Que l’absolue démission des autres êtres confrontés à son savoir-faire engendre la reconnaissance de ses aptitudes, et ouvre bien grand les portes d’une carrière ou perle sa suprématie dans le domaine qu’il a choisi.
Et je dois confesser, à mon grand dam, au cours de ce regrettable épisode que c‘était bien dans cette perspective teintée de respect que nous accueillaient ce jour-là Viviane et Ugo, les propriétaires de la galerie Vianetti à Bruxelles.

Ils étaient à cent lieues d’imaginer que ce simple geste, bien loin d’assurer la mise en place d’une exposition, allait permettre à notre équipe, au meilleur de sa forme, d’interpréter une longue série de scènes burlesques, assurément sorties tout droit d’un film des Marx Brothers. 

Berga fit les présentations, et la façon dont il procéda ne pouvait que, soit renforcer la confiance naturelle que nous semblions inspirer, soit nous faire irrémédiablement passer pour des fous mégalomanes…
(Hélas, la suite des évènements ne cessera de confirmer cette malheureuse alternative.)
― Voici mon collègue Georgie de Saint-Maur ! déclara-t-il d’une façon un peu trop solennelle, je pense.
― Ensuite, voici Stratos, notre ingénieur technicien (la formule impressionna) et Étienne, notre transporteur. 
On nous proposa du café et des croissants dans un climat de déférence, ou je crus quand même déceler un soupçon de reproche : nous avions deux heures de retard !
― Peut-être, nous fit-on remarquer, serait-il temps de commencer le travail ?

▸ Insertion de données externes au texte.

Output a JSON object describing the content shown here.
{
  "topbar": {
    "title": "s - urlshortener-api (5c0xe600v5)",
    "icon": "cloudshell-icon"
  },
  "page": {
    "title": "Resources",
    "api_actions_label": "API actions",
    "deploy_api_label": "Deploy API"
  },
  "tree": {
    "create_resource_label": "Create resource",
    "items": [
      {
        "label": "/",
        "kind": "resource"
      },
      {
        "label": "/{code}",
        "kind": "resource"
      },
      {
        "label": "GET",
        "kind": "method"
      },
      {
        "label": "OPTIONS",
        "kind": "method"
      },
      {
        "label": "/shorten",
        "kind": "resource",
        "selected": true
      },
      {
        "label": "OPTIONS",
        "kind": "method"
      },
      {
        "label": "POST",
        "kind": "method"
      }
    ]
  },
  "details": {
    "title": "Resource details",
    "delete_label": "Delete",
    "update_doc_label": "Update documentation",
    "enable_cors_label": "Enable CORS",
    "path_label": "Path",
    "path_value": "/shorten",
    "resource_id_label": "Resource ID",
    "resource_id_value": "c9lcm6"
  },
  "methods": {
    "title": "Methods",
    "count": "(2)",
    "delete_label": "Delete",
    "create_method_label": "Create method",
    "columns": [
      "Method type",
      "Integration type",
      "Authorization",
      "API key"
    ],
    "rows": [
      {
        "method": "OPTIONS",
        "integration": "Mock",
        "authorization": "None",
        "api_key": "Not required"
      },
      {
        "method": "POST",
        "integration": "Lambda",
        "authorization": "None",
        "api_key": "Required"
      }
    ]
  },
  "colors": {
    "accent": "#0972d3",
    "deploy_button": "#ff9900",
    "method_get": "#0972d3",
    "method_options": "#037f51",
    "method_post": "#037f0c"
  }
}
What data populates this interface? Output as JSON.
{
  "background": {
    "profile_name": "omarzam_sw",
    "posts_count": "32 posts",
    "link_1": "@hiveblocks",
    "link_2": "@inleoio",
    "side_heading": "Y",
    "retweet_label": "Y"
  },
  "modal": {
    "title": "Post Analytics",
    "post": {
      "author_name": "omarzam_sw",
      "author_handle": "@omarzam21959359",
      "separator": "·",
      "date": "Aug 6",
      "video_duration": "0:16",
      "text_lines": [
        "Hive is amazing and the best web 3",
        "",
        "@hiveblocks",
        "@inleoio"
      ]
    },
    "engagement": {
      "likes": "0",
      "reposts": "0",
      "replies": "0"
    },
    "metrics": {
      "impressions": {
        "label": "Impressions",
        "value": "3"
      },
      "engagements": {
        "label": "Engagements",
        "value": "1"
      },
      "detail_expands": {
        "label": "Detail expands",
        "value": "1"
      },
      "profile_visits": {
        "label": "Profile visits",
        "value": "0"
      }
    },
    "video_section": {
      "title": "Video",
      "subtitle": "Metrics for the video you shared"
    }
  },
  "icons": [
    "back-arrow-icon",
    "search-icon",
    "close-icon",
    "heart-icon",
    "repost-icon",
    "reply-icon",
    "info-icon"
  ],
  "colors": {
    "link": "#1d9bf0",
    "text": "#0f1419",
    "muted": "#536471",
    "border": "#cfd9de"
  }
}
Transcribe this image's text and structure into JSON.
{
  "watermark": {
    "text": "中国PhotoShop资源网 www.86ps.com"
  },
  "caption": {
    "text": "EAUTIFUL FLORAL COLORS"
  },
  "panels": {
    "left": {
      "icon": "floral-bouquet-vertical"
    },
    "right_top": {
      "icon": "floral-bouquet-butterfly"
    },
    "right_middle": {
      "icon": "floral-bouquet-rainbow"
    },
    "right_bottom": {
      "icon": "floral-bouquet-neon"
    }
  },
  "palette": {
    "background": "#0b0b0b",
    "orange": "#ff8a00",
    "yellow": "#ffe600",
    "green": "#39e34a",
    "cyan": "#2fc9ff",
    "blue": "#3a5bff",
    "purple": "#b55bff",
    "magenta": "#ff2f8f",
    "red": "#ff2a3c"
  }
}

C’était compter sans l’autorité expérientielle des hommes de métier que nous étions.
Nous mangeâmes et bûmes pendant trois quarts d’heure, en donnant l’impression que nous savions parfaitement ce que nous faisions.
Ensuite Berga se leva brusquement de table, éclairant, ce faisant, les visages des deux galeristes… Sa détermination soudaine ne cachait que son intention de se rendre aux toilettes.
Quant à moi, je me dirigeai d’un pas vif vers le portemanteau, fouillant mes poches à la recherche de cigarettes.
Étienne, tout en songeant qu’après tout, il n’était que le transporteur, reprit du café et un croissant, tandis que Stratos annonçait d’une voix ferme et décidée qu’il n’avait pas l’intention de rester fort longtemps avec nous ! 

Cette déclaration eut malheureusement un effet détestable sur l’atmosphère générale dans laquelle baignait jusqu’alors notre travail.

Mes trois compagnons, saisis d’une fébrilité inattendue, se ruèrent soudain vers le véhicule qui nous avait amenés.
Je dispose de peu de vocabulaire pour décrire la camionnette d’Étienne… Disons, pour s’en faire une idée, qu’il me suffira de préciser qu’elle est grande… très grande !
Et qu’elle était bourrée de sphères peintes jusqu’à la nausée.